Transcript and protein profiling analysis of the Destruxin A-induced response in larvae of Plutella xylostella

Abstract

Background: Destruxins (dtxs) are the mycotoxin produced by certain entomopathogenic fungi, such as Metarhizium anisopliae, Aschersonia sp, Alternaria brassicae and Ophiosphaerella herpotrichae. It can affect a wide variety of biological processes in insects, including innate immune, Ca(2+) channel in cells, and apoptosis in a dose-dependent manner. Dtxs have been used as biological control agent for a long time, however, their molecular mechanism of action is still unknown.

Principal findings: In this study, both digital gene expression (DGE) and two-dimensional electrophoresis (2-DE) approaches were adopted to examine the effects of dtx A on Plutella xyllostella (L.) larvae. By using DGE and 2-DE analyses, 1584 genes and 42 protein points were identified as being up- or down regulated at least 2-fold in response to dtx A. Firstly, injection of dtx A to larvae accelerated the increase of peptidoglycan recognition protein (PGRP), which could activate the Toll signal pathway inducing production of antibacterial substances such as cecropin and gloverin. Dtx A also stimulated prophenoloxidase (proPO) system which plays an important role in innate immunity and leads to melanization of external organisms. Secondly, dtx A suppressed the expression of genes related to the Toll pathway, and induced expression of serine proteinase inhibitors (serpins), especially the serpin 2 that blocked process of the proPO system. Finally, other physiological process like xenobiotics detoxification, apoptosis, calcium signaling pathway and insect hormone biosynthesis, were also mediated in response to dtx A toxicity.

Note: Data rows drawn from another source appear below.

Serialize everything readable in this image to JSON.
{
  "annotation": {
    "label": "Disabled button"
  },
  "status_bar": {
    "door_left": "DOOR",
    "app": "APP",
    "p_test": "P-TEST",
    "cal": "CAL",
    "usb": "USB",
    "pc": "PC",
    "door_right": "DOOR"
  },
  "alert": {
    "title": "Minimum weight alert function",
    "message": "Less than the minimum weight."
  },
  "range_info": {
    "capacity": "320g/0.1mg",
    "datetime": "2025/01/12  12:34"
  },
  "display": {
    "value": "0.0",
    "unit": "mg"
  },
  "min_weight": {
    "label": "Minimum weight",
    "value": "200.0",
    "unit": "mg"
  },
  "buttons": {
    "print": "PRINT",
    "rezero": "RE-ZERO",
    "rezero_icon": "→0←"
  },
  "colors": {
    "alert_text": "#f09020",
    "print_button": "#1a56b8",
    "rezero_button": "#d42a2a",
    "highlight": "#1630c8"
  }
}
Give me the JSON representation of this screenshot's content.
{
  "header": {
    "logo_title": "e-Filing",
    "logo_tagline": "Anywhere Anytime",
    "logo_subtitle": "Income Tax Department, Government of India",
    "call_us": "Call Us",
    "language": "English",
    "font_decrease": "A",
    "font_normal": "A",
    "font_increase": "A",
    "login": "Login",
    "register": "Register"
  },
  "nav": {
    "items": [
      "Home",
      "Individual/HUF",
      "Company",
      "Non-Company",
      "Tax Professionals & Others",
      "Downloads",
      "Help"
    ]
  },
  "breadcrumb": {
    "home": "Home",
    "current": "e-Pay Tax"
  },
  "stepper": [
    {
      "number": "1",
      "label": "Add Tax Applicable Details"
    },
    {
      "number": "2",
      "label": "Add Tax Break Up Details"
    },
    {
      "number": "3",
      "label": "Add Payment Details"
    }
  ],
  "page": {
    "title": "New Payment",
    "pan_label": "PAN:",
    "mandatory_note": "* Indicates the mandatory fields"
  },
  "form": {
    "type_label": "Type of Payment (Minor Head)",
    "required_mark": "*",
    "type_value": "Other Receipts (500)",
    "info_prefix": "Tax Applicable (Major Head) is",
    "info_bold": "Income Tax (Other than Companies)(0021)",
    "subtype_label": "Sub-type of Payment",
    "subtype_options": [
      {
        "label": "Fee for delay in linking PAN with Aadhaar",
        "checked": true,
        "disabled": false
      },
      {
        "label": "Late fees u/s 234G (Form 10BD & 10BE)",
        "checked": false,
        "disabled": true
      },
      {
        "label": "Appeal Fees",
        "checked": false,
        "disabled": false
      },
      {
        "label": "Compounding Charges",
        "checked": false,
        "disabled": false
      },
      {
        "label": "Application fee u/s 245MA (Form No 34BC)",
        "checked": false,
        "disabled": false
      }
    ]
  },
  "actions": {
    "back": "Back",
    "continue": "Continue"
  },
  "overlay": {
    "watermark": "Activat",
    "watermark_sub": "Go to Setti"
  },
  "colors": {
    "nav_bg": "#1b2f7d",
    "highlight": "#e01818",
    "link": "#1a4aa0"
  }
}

Conclusions: Transcript and protein profiling analyses will provide an insight into the potential molecular mechanism of action in P. xylostella larvae in response to dtx A.

Figure 1. Distribution of genes’ coverage in each library.

Figure 2. qRT-PCR validation of DGE result.

Note: The left y-axis indicates the relative expression level by qRT-PCR, and the right y-axis indicates the log₂Ratio of 4H/CK by DGE.

Figure 3. Two-dimensional electrophoresis map of hemolymph proteins.

Note: 4^th instar larvae of Plutella xylostella were treated with destruxin A for 4 hour. Hemolymph proteins (1 mg) were separated on 2D gels (pH 4–7) and stained with Coomassie Brilliant Blue R-250. The differential expression and successfully identified protein spots are number, corresponding to the number in Table S2.

Figure 4. The MALDI-TOF/TOF-MS/MS analysis of protein spot 22.

Note: The MALDI-TOF-MS peptide mass fingerprint spectrum of trypsin-digested protein (a) and its MS/MS peptide mass fingerprint spectrum of ionic peak 2565.23 (b).

Figure 5. Western blot analysis of expression of PxSerpin 2.

Note: Those were visualized by DAB. Actin was used as an internal control.